Una corriente de gracia para todos
La Renovación Carismática Católica la forman grupos de todas las edades y condiciones (casados, solteros, religiosos, jóvenes, adultos, ancianos)
que desean vivir la buena noticia del Evangelio dando al mundo un testimonio de luz y esperanza.
San Juan Pablo II definió la Renovación Carismática como
«una manifestación elocuente de la vitalidad siempre joven de la Iglesia».
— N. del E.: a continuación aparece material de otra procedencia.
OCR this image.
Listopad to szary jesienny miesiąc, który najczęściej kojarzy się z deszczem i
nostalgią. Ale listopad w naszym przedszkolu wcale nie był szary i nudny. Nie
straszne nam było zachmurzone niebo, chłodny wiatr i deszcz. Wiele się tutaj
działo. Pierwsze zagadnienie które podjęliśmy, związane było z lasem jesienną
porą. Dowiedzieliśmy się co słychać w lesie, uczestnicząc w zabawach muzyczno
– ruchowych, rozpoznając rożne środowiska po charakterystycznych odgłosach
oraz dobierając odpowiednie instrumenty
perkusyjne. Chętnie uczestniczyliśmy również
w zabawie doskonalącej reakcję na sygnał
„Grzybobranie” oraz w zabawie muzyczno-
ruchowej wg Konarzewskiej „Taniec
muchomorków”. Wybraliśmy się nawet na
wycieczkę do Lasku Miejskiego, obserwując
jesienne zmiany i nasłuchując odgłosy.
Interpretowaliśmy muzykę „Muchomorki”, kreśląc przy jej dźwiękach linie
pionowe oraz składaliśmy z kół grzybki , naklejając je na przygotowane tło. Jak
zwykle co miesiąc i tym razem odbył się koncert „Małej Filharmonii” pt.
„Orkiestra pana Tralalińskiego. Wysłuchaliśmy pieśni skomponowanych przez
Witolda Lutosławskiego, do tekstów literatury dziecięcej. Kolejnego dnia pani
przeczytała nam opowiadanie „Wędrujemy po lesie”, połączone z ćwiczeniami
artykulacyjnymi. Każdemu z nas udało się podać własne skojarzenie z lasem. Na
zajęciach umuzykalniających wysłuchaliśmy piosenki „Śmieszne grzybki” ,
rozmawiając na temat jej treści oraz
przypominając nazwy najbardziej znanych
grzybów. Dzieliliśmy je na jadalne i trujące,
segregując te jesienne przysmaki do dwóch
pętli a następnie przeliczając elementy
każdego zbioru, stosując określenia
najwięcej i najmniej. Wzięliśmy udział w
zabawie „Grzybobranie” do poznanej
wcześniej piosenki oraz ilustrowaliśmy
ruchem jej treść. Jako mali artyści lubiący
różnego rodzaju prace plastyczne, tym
La Renovación Carismática tiene como finalidad:
Tener un encuentro con Cristo, Vivo y Resucitado
Redescubrir la Gracia Bautismal y la propia identidad cristiana
Hacer presente hoy en el mundo la experiencia de Pentecostés
Renovar la Iglesia y el mundo, con la ayuda de los dones y carismas del Espíritu Santo
Nuestra identidad:
Efusión del Espíritu
Nuestra misión fundamental es hacer presente hoy en el mundo la experiencia de Pentecostés. Desde su nacimiento en el Cenáculo, la Iglesia ha sido enriquecida por los carismas del Espíritu Santo. Nuestra manera de acceder a este regalo es mediante los Seminarios de Vida en el Espíritu y la efusión del Espíritu, que sirven para actualizar y redescubrir el sacramento del bautismo, gracias al cual somos hijos de Dios.
Jesús es el Señor
El Espíritu Santo nos mueve a vivir una relación personal y espontánea con Jesús. Cristo no es un personaje histórico que vivió hace dos mil años, sino que ha muerto por mí, ha resucitado y está vivo. La experiencia de Pentecostés nos lleva a proclamar que Jesús es el Señor.
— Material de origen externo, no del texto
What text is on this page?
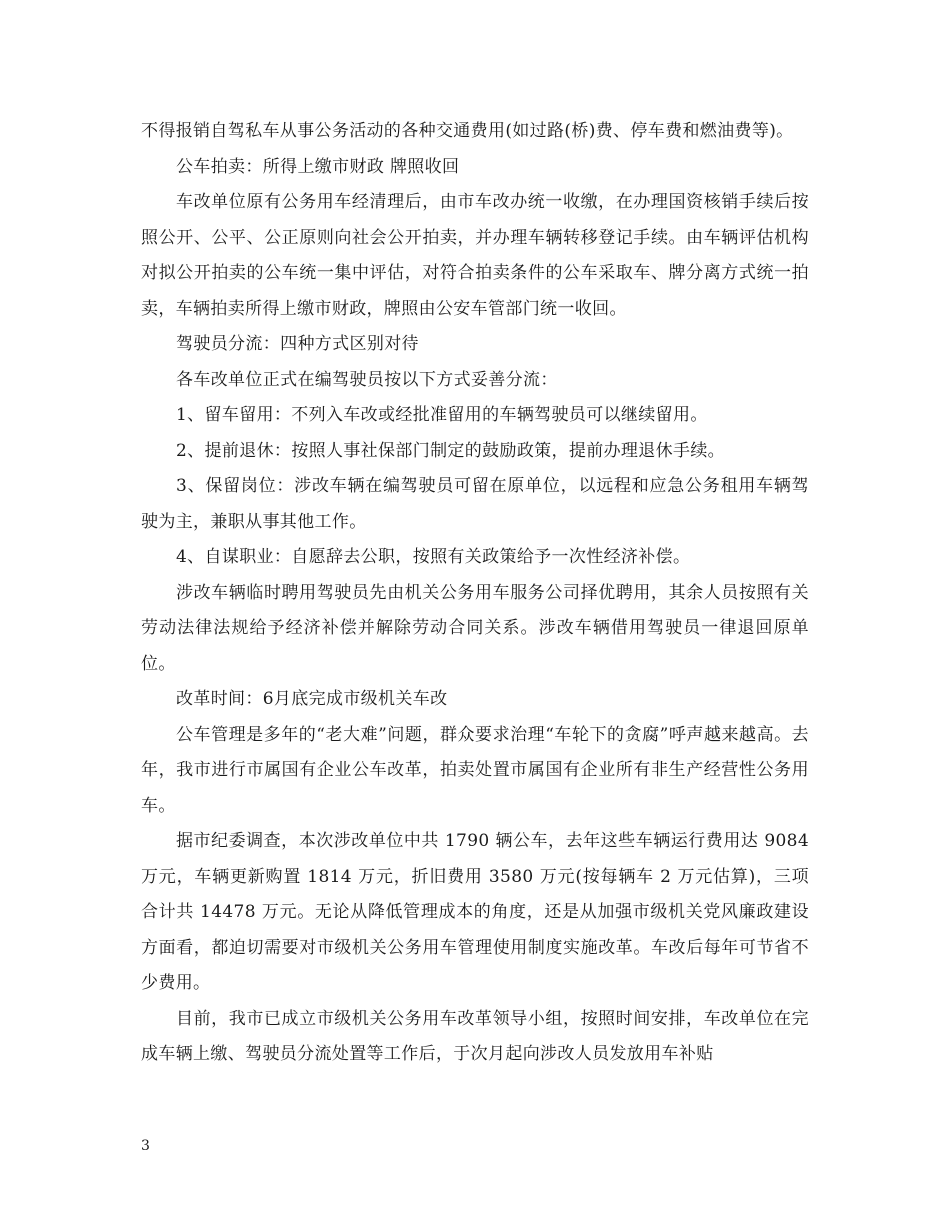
不得报销自驾私车从事公务活动的各种交通费用(如过路(桥)费、停车费和燃油费等)。

公车拍卖：所得上缴市财政 牌照收回

车改单位原有公务用车经清理后，由市车改办统一收缴，在办理国资核销手续后按照公开、公平、公正原则向社会公开拍卖，并办理车辆转移登记手续。由车辆评估机构对拟公开拍卖的公车统一集中评估，对符合拍卖条件的公车采取车、牌分离方式统一拍卖，车辆拍卖所得上缴市财政，牌照由公安车管部门统一收回。

驾驶员分流：四种方式区别对待

各车改单位正式在编驾驶员按以下方式妥善分流：

1、留车留用：不列入车改或经批准留用的车辆驾驶员可以继续留用。

2、提前退休：按照人事社保部门制定的鼓励政策，提前办理退休手续。

3、保留岗位：涉改车辆在编驾驶员可留在原单位，以远程和应急公务租用车辆驾驶为主，兼职从事其他工作。

4、自谋职业：自愿辞去公职，按照有关政策给予一次性经济补偿。

涉改车辆临时聘用驾驶员先由机关公务用车服务公司择优聘用，其余人员按照有关劳动法律法规给予经济补偿并解除劳动合同关系。涉改车辆借用驾驶员一律退回原单位。

改革时间：6月底完成市级机关车改

公车管理是多年的“老大难”问题，群众要求治理“车轮下的贪腐”呼声越来越高。去年，我市进行市属国有企业公车改革，拍卖处置市属国有企业所有非生产经营性公务用车。

据市纪委调查，本次涉改单位中共 1790 辆公车，去年这些车辆运行费用达 9084 万元，车辆更新购置 1814 万元，折旧费用 3580 万元(按每辆车 2 万元估算)，三项合计共 14478 万元。无论从降低管理成本的角度，还是从加强市级机关党风廉政建设方面看，都迫切需要对市级机关公务用车管理使用制度实施改革。车改后每年可节省不少费用。

目前，我市已成立市级机关公务用车改革领导小组，按照时间安排，车改单位在完成车辆上缴、驾驶员分流处置等工作后，于次月起向涉改人员发放用车补贴

3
Gratuidad del Amor de Dios
En el ADN de la Renovación Carismática está la libertad. Más que hacer, lo que buscamos es dejar a hacer a Dios. Tras la experiencia del Espíritu, los bautizados redescubrimos que el Amor de Dios es “gratis”: no hay nada que puedas hacer para Dios te ame más y nada que puedas hacer para que Dios te ame menos. Más que hacer obras para Dios, lo que Jesús quiere es que nos dediquemos a hacer las obras de Dios. Y Él se encarga del resto.
Grupos de oración
Entre los descubrimientos de la experiencia carismática es que el Espíritu Santo, además de regalarnos un encuentro personal con Jesús nos descubre el gran don de la Comunidad, donde afloran los carismas del Espíritu Santo y podemos ver en los hermanos como se producen múltiples conversiones, resurge la oración que antes estaba apagada, se ilumina el entendimiento al leer la Biblia y la Palabra de Dios y estalla un canto alegre de alabanza.